Here is a question whose answer may not be obvious: “Since we now have internal combustion engines, why bother with horses anymore?”
Horses have been mankind’s transportation, and yes, today cars have replaced horses on the interstates and parking lots. However there are more horses today than ever before, so it seems this affection is universal in the world. Does this affection matter, or is it nostalgic sentimentality only?

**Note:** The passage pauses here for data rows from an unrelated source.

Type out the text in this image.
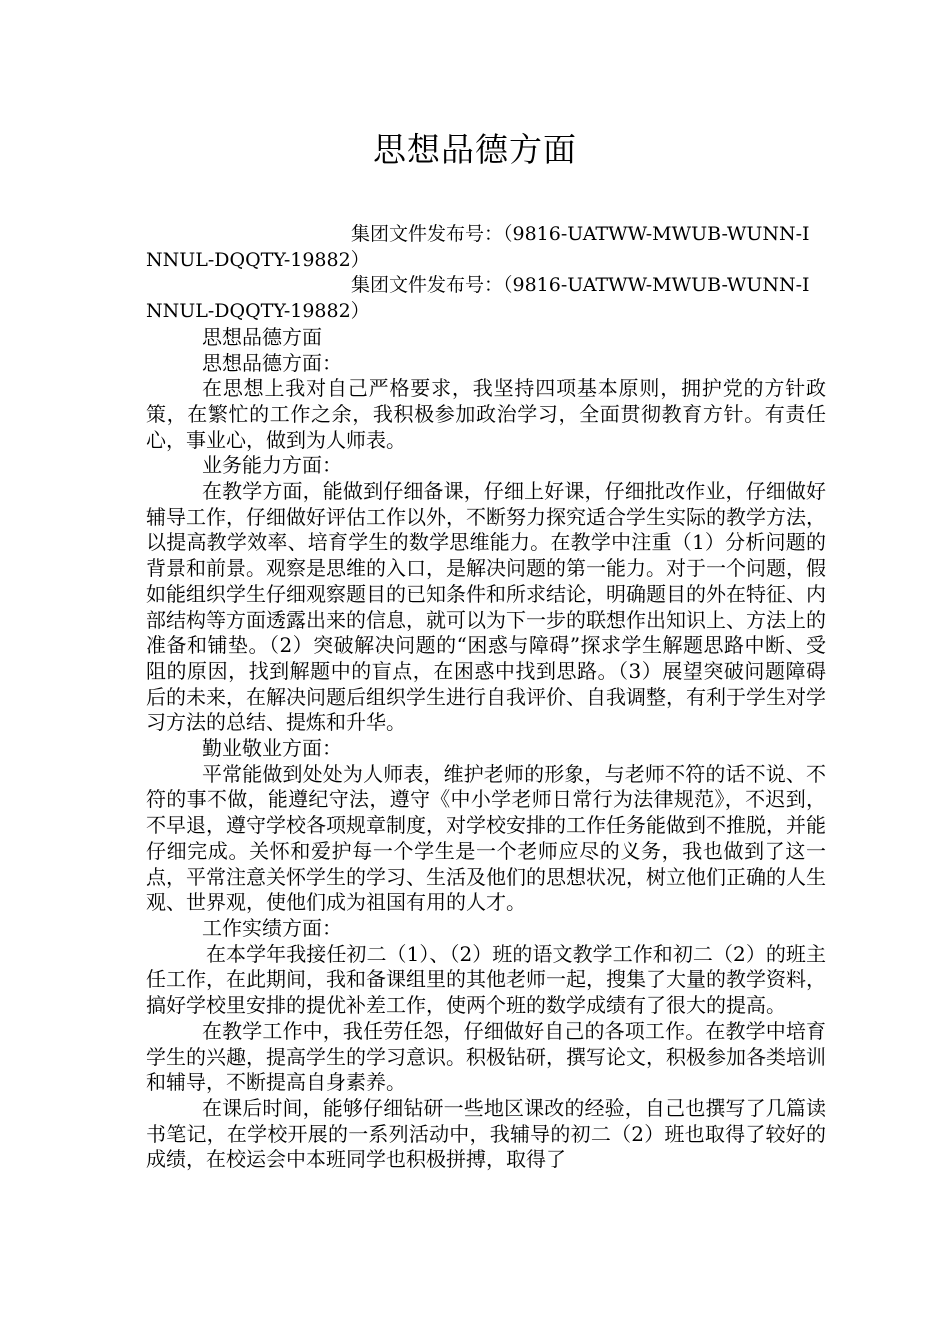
思想品德方面

集团文件发布号：（9816-UATWW-MWUB-WUNN-INNUL-DQQTY-19882）

集团文件发布号：（9816-UATWW-MWUB-WUNN-INNUL-DQQTY-19882）

思想品德方面

思想品德方面：

在思想上我对自己严格要求，我坚持四项基本原则，拥护党的方针政策，在繁忙的工作之余，我积极参加政治学习，全面贯彻教育方针。有责任心，事业心，做到为人师表。

业务能力方面：

在教学方面，能做到仔细备课，仔细上好课，仔细批改作业，仔细做好辅导工作，仔细做好评估工作以外，不断努力探究适合学生实际的教学方法，以提高教学效率、培育学生的数学思维能力。在教学中注重（1）分析问题的背景和前景。观察是思维的入口，是解决问题的第一能力。对于一个问题，假如能组织学生仔细观察题目的已知条件和所求结论，明确题目的外在特征、内部结构等方面透露出来的信息，就可以为下一步的联想作出知识上、方法上的准备和铺垫。（2）突破解决问题的“困惑与障碍”探求学生解题思路中断、受阻的原因，找到解题中的盲点，在困惑中找到思路。（3）展望突破问题障碍后的未来，在解决问题后组织学生进行自我评价、自我调整，有利于学生对学习方法的总结、提炼和升华。

勤业敬业方面：

平常能做到处处为人师表，维护老师的形象，与老师不符的话不说、不符的事不做，能遵纪守法，遵守《中小学老师日常行为法律规范》，不迟到，不早退，遵守学校各项规章制度，对学校安排的工作任务能做到不推脱，并能仔细完成。关怀和爱护每一个学生是一个老师应尽的义务，我也做到了这一点，平常注意关怀学生的学习、生活及他们的思想状况，树立他们正确的人生观、世界观，使他们成为祖国有用的人才。

工作实绩方面：

在本学年我接任初二（1）、（2）班的语文教学工作和初二（2）的班主任工作，在此期间，我和备课组里的其他老师一起，搜集了大量的教学资料，搞好学校里安排的提优补差工作，使两个班的数学成绩有了很大的提高。

在教学工作中，我任劳任怨，仔细做好自己的各项工作。在教学中培育学生的兴趣，提高学生的学习意识。积极钻研，撰写论文，积极参加各类培训和辅导，不断提高自身素养。

在课后时间，能够仔细钻研一些地区课改的经验，自己也撰写了几篇读书笔记，在学校开展的一系列活动中，我辅导的初二（2）班也取得了较好的成绩，在校运会中本班同学也积极拼搏，取得了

Horses play roles besides the one of passenger propulsion. Antiquity revered the horse as a symbol of power and prestige, an inspiration to artists and warriors, a respected teacher of youth and the partner of kings. The ancient world provided modern society’s foundation, so this is a significant world view. The upcoming Olympic Games in Asia this summer will provide an opportunity to view the modern revival of an ancient equestrian sports ceremony, which the media will cover badly or simply ignore as part of mankind’s ongoing loss of ancient knowledge. But beyond the ancient roles, what importance does the horse have in the 21st Century and beyond?
One can point to spiritual roles, as in the recreational or therapeutic aspects of horsemanship, or to the material roles where horse-keeping provides economic benefits both enormous and widely dispersed. More deeply, horses have helped build the fabric of our society. The rhythms of our lives and institutions move to the cadence of hoofbeats.
The commercial cycle remains horse-centric. Industries such as those of automobiles and television first consciously mimicked habits from our common history. Examples are how new “models” are introduced (born) each year, or how product obsolescence was planned to match a horse’s prime working life, some three or four years, followed by a longer serviceable period as a “used” commodity.
Belief that horses have been made obsolete by technology also forgets the central role of horses as teachers and human inspiration. Riding teaches leadership, and the results of its wide absence is well within view. Yet much of modern humanity has seemingly decided that now is the time to discard ancient wisdom and dismount the partnership that brought civilization to its current technological state. This is not, in my view, a good decision. The sanity of the “forgetful” human race may in some way depend upon simple horse-sense.
Equines are too ancient to have become domesticated by man’s last-minute meddling, and perhaps it is beneficial to humankind to have an unchanging partner entwined with our swaying societal structures. We may not need the horse for mass transportation (though it may yet) but we should not dismiss the value of modern horsemanship to our culture–not only for what is known and remembered, but for what is not.